Early 1950s Tijuana Bible, a Humorous Pamphlet About Urination

Tijuana bibles were palm-sized comic books produced in the United States from the 1920s to the early 1960s. Their popularity peaked during the Great Depression era.

h/t: vintag.es

Most Tijuana bibles were obscene parodies of popular newspaper comic strips of the day, such as “Blondie”, “Barney Google”, “Moon Mullins”, “Popeye”, “Tillie the Toiler”, “The Katzenjammer Kids”, “Dick Tracy”, “Little Orphan Annie”, and “Bringing Up Father”.

Others made use of characters based on popular movie stars, and sports stars of the day, such as Mae West, Clark Gable and Joe Louis, sometimes with names thinly changed. Before World War II, almost all the stories were humorous and frequently were cartoon versions of well-known dirty jokes that had been making the rounds for decades.

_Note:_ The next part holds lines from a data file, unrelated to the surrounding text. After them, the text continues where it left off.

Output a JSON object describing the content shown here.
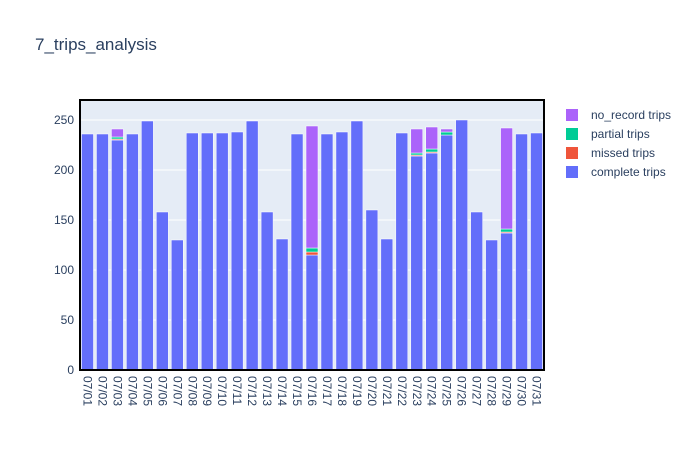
{
  "chart_data": {
    "type": "bar",
    "stacked": true,
    "title": "7_trips_analysis",
    "xlabel": "",
    "ylabel": "",
    "ylim": [
      0,
      270
    ],
    "yticks": [
      0,
      50,
      100,
      150,
      200,
      250
    ],
    "grid": true,
    "legend_position": "right",
    "categories": [
      "07/01",
      "07/02",
      "07/03",
      "07/04",
      "07/05",
      "07/06",
      "07/07",
      "07/08",
      "07/09",
      "07/10",
      "07/11",
      "07/12",
      "07/13",
      "07/14",
      "07/15",
      "07/16",
      "07/17",
      "07/18",
      "07/19",
      "07/20",
      "07/21",
      "07/22",
      "07/23",
      "07/24",
      "07/25",
      "07/26",
      "07/27",
      "07/28",
      "07/29",
      "07/30",
      "07/31"
    ],
    "series": [
      {
        "name": "complete trips",
        "color": "#636efa",
        "values": [
          236,
          236,
          230,
          236,
          249,
          158,
          130,
          237,
          237,
          237,
          238,
          249,
          158,
          131,
          236,
          115,
          236,
          238,
          249,
          160,
          131,
          237,
          214,
          217,
          235,
          250,
          158,
          130,
          137,
          236,
          237
        ]
      },
      {
        "name": "missed trips",
        "color": "#ef553b",
        "values": [
          0,
          0,
          1,
          0,
          0,
          0,
          0,
          0,
          0,
          0,
          0,
          0,
          0,
          0,
          0,
          3,
          0,
          0,
          0,
          0,
          0,
          0,
          1,
          1,
          0,
          0,
          0,
          0,
          1,
          0,
          0
        ]
      },
      {
        "name": "partial trips",
        "color": "#00cc96",
        "values": [
          0,
          0,
          2,
          0,
          0,
          0,
          0,
          0,
          0,
          0,
          0,
          0,
          0,
          0,
          0,
          4,
          0,
          0,
          0,
          0,
          0,
          0,
          2,
          3,
          3,
          0,
          0,
          0,
          3,
          0,
          0
        ]
      },
      {
        "name": "no_record trips",
        "color": "#ab63fa",
        "values": [
          0,
          0,
          8,
          0,
          0,
          0,
          0,
          0,
          0,
          0,
          0,
          0,
          0,
          0,
          0,
          122,
          0,
          0,
          0,
          0,
          0,
          0,
          24,
          22,
          3,
          0,
          0,
          0,
          101,
          0,
          0
        ]
      }
    ]
  }
}
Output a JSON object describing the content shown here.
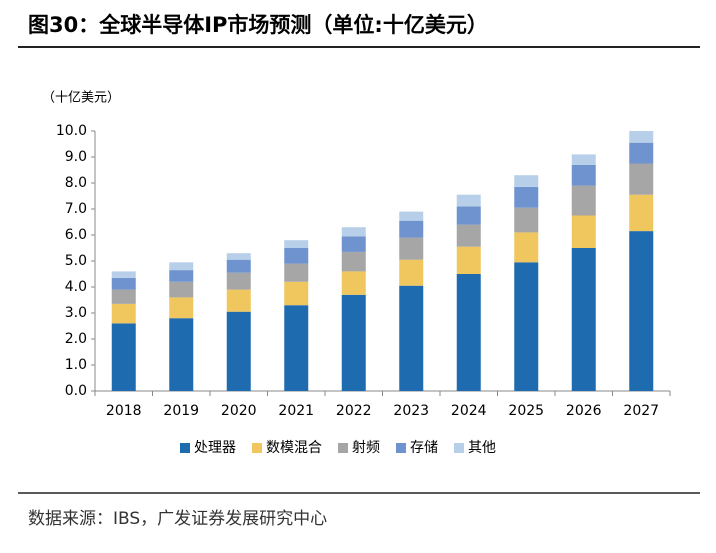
{
  "chart_data": {
    "type": "bar",
    "stacked": true,
    "title": "图30：全球半导体IP市场预测（单位:十亿美元）",
    "unit_label": "（十亿美元）",
    "source": "数据来源：IBS，广发证券发展研究中心",
    "categories": [
      "2018",
      "2019",
      "2020",
      "2021",
      "2022",
      "2023",
      "2024",
      "2025",
      "2026",
      "2027"
    ],
    "series": [
      {
        "name": "处理器",
        "color": "#1f6bb0",
        "values": [
          2.6,
          2.8,
          3.05,
          3.3,
          3.7,
          4.05,
          4.5,
          4.95,
          5.5,
          6.15
        ]
      },
      {
        "name": "数模混合",
        "color": "#f0c75e",
        "values": [
          0.75,
          0.8,
          0.85,
          0.9,
          0.9,
          1.0,
          1.05,
          1.15,
          1.25,
          1.4
        ]
      },
      {
        "name": "射频",
        "color": "#a6a6a6",
        "values": [
          0.55,
          0.6,
          0.65,
          0.7,
          0.75,
          0.85,
          0.85,
          0.95,
          1.15,
          1.2
        ]
      },
      {
        "name": "存储",
        "color": "#6f93cf",
        "values": [
          0.45,
          0.45,
          0.5,
          0.6,
          0.6,
          0.65,
          0.7,
          0.8,
          0.8,
          0.8
        ]
      },
      {
        "name": "其他",
        "color": "#b7cfe8",
        "values": [
          0.25,
          0.3,
          0.25,
          0.3,
          0.35,
          0.35,
          0.45,
          0.45,
          0.4,
          0.45
        ]
      }
    ],
    "ylim": [
      0,
      10
    ],
    "yticks": [
      {
        "value": 0,
        "label": "0.0"
      },
      {
        "value": 1,
        "label": "1.0"
      },
      {
        "value": 2,
        "label": "2.0"
      },
      {
        "value": 3,
        "label": "3.0"
      },
      {
        "value": 4,
        "label": "4.0"
      },
      {
        "value": 5,
        "label": "5.0"
      },
      {
        "value": 6,
        "label": "6.0"
      },
      {
        "value": 7,
        "label": "7.0"
      },
      {
        "value": 8,
        "label": "8.0"
      },
      {
        "value": 9,
        "label": "9.0"
      },
      {
        "value": 10,
        "label": "10.0"
      }
    ],
    "legend": "bottom"
  }
}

The artists, writers, and publishers of these booklets are generally unknown, as their publication was illegal, clandestine, and anonymous. The quality of the artwork varied widely. The subjects are explicit sexual escapades usually featuring well-known newspaper comic strip characters, movie stars, and (rarely) political figures, invariably used without respect for either copyright or libel law and without permission.

The typical bible was an eight-panel comic strip in a wallet-sized 2.5 in × 4 in (64 mm × 102 mm) format with black print on cheap white paper and running eight pages in length.